For the White Star Line was not about to take this Cunard double sweep lying down. With J.P. Morgan’s almost limitless millions behind it, that company began plotting a giant triple response. First, there would be two new liners, built side by side, later to be followed by a third. Each of these ships would be half as large again as the pair of record breaking new Cunarders.

But the new White Star ships were not built to compete in terms of speed. Coal was expensive, and every knot over the first twenty used up as much coal as that original twenty did. These ships were designed to cross the Atlantic in six days, as opposed to the five day Cunard crossings. Each would be suffused with such a wealth of spectacular luxury and time killing diversions that the extra day at sea would be seen as a positive pleasure. Steadiness, safety, and splendid food and accommodations were the keynotes of the trio. As the first two ships took shape in Belfast, Cunard kept a wary eye on them, even as Lusy and Maurey continued to dominate the Atlantic crossing.

The first of these ships was, of course, the Olympic. As she made her first, triumphant entry into New York in the summer of 1911, the Lusitania was heading downstream, en route for the Coronation celebrations for King George V. Moving smartly down the Hudson, the Lusitania deigned to join in with the noisy salute being accorded to the new White Star liner.

The Olympic became the first of the mega liners to sail regularly from Southampton. Against better judgement, Cunard continued to favour Liverpool as i’s principal port; both Lusy and Maurey would continue to sail from there right up until the outbreak of war in 1914. More than once, they had broken loose from their moorings during severe Mersey stormssometimes suffering hull damage sufficiently bad enough to necessitate urgent dry docking. It was an anything but ideal situation.

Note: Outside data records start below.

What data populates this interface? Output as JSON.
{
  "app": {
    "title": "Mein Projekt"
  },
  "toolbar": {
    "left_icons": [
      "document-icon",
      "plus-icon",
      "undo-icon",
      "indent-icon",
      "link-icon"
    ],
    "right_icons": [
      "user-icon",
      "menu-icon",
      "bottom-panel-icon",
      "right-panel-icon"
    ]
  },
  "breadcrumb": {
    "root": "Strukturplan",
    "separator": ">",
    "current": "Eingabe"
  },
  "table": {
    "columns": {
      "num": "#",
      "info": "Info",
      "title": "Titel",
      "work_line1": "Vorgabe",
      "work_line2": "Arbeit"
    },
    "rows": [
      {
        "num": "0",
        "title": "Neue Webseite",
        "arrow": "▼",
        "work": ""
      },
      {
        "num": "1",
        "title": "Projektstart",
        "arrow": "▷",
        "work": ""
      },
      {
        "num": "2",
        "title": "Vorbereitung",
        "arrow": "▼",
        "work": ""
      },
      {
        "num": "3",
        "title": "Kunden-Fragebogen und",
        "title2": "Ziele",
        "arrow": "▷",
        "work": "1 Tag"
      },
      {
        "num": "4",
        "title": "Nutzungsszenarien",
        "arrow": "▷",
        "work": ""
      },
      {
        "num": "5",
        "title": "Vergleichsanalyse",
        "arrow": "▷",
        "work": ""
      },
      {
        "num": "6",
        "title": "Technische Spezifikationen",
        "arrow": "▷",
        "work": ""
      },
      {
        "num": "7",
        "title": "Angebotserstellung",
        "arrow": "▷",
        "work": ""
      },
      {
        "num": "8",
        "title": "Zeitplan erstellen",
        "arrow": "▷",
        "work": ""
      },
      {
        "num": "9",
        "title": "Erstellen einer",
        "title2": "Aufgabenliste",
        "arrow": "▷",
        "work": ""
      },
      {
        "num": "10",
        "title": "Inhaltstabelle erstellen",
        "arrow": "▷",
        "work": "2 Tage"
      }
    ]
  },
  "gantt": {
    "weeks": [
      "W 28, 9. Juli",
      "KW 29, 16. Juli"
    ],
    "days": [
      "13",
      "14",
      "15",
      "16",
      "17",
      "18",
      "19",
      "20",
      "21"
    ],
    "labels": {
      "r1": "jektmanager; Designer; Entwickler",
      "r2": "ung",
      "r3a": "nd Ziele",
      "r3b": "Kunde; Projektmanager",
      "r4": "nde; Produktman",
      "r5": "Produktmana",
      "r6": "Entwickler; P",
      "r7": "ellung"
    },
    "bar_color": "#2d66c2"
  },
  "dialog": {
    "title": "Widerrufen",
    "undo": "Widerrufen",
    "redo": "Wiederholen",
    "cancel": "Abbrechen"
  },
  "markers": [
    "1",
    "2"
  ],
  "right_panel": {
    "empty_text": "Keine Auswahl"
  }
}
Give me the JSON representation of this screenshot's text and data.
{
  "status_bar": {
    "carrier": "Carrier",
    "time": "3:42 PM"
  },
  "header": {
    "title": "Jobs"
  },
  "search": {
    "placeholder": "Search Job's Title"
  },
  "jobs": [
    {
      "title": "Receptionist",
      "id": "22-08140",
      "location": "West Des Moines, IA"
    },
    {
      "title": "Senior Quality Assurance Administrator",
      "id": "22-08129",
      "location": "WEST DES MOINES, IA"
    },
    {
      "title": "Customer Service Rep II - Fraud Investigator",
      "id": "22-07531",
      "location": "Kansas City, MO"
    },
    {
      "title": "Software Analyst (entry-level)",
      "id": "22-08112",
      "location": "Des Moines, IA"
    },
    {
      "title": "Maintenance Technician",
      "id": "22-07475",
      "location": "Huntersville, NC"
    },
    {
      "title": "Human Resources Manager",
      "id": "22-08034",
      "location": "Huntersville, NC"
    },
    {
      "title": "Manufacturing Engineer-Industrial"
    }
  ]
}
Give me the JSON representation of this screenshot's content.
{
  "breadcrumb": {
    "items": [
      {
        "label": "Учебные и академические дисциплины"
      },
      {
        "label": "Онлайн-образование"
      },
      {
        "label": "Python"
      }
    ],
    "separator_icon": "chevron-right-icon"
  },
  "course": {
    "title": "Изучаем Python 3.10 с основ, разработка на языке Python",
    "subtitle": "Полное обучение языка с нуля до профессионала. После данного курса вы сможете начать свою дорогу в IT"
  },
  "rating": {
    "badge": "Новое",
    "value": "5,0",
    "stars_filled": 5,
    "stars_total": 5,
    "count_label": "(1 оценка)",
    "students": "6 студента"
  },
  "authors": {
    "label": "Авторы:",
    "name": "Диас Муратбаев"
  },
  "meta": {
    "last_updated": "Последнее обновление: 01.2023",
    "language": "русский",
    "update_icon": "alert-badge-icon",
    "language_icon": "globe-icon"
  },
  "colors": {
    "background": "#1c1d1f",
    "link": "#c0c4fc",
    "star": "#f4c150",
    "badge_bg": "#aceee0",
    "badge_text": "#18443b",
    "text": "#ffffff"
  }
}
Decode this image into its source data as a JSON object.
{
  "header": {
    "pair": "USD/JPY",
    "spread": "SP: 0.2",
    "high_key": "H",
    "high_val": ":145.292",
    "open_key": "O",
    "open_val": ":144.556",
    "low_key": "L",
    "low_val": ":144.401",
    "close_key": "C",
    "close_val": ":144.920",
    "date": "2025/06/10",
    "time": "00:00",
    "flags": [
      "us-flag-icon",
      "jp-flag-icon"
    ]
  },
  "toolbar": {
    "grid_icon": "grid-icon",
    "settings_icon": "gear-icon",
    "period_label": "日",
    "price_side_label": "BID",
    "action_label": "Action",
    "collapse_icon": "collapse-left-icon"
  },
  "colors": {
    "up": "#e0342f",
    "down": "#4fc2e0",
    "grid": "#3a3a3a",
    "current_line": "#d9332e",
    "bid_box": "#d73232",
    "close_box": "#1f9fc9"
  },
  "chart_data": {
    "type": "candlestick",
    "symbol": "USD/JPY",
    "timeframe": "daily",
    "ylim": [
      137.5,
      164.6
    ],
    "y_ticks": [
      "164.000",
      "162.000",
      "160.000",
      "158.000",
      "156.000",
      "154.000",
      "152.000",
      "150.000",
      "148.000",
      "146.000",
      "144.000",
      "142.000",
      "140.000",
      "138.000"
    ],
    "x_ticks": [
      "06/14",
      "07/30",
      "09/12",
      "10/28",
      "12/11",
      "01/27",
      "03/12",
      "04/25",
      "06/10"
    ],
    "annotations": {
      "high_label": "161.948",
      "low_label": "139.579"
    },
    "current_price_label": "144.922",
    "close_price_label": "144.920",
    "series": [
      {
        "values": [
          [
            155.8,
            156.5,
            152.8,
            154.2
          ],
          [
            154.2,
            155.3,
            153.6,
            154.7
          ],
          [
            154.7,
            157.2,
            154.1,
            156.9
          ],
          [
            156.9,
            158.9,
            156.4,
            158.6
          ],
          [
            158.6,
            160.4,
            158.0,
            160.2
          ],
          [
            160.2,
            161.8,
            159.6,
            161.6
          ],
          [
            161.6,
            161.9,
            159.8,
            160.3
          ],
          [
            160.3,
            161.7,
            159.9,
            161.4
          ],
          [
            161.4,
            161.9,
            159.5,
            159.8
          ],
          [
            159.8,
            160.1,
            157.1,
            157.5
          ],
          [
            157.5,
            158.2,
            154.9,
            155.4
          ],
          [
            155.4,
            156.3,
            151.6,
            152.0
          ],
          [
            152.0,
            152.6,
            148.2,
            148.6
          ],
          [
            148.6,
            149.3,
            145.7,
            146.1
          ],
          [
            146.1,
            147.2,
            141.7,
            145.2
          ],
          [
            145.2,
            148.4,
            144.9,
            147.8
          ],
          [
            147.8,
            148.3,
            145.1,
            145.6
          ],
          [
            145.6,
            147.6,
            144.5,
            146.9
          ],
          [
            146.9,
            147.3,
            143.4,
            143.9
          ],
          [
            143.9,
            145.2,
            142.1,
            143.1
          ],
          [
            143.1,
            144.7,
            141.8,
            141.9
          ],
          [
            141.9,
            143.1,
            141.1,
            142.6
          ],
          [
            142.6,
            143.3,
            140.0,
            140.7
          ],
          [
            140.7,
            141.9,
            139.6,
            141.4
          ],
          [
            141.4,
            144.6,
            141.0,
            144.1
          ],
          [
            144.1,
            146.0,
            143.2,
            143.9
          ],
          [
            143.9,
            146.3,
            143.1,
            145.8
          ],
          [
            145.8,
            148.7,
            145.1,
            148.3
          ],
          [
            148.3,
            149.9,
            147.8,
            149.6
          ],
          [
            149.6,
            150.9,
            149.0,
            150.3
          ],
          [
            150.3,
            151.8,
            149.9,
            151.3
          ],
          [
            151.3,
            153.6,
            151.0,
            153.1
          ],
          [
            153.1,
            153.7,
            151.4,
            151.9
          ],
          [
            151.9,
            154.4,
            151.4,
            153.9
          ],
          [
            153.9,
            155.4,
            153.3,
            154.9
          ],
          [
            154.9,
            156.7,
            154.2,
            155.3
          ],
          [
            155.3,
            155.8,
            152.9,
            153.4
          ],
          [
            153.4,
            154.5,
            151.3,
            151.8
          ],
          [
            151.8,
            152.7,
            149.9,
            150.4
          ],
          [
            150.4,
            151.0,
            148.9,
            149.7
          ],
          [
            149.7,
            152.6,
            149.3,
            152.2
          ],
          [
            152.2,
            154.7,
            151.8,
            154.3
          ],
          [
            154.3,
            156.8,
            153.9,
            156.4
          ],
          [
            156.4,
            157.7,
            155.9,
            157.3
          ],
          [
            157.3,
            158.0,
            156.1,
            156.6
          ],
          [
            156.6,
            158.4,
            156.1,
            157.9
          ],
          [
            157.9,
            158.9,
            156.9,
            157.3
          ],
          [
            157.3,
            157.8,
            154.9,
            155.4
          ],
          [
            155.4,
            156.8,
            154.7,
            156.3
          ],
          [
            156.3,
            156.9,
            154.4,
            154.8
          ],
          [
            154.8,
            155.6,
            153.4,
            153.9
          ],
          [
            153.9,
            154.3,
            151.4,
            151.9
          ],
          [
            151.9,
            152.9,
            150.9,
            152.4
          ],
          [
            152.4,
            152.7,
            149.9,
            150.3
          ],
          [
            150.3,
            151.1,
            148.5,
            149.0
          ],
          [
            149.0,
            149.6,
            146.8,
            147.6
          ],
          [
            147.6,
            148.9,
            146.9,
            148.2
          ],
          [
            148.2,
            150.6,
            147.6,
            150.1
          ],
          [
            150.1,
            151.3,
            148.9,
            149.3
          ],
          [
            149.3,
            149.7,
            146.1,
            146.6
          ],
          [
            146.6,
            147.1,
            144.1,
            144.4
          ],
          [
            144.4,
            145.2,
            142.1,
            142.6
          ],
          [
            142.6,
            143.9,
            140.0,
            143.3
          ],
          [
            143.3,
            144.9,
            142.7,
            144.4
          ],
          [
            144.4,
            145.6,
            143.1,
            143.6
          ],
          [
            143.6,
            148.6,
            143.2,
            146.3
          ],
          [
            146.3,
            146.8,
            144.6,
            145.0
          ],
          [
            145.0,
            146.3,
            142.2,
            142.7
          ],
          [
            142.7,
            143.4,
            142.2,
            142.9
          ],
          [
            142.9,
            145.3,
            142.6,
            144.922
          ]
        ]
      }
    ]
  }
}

As far as travel was concerned, the Olympic quickly creamed off the American travelling elite, though the British aristocracy in general continued to favour the faster Cunard duo. Part of this American fixation with White Star was that its ships called in regularly at Cherbourg, an ideal French port of call that put Paris and the French Riviera within easy reach by fast Pullman train. It was a lead that Cunard itself was to follow after the war.

Then, in the spring of 1912, the second of the White Star ships emerged. Five days into her maiden voyage, the hull of the Titanic glanced against the side of a capsized iceberg for around thirty seconds. She foundered less than three hours later, taking more than fifteen hundred people down with her, as well as a huge chunk of the New York Stock Exchange.

The shock effect was seismic. In the wake of a raft of investigations, both the Lusitania and Mauretania continued in service, albeit with strings of extra lifeboats now festooned along the whole length of their boat decks. Until then, the Cunarders- just like every other major ocean liner in service anywhere- had been just as woefully deficient in terms of lifeboat capacity as the ill fated Titanic.

This sudden, belatedly commendable obsession with boats for all would prove totally inadequate for the screaming thousands trapped on the sinking Lusitania as her shattered corpse sagged headlong into the Atlantic on May 7th, 1915, after her torpedoing just ten miles off the coast of Southern Ireland. But that is a story for another time; for now, this is where we leave the two sisters ships.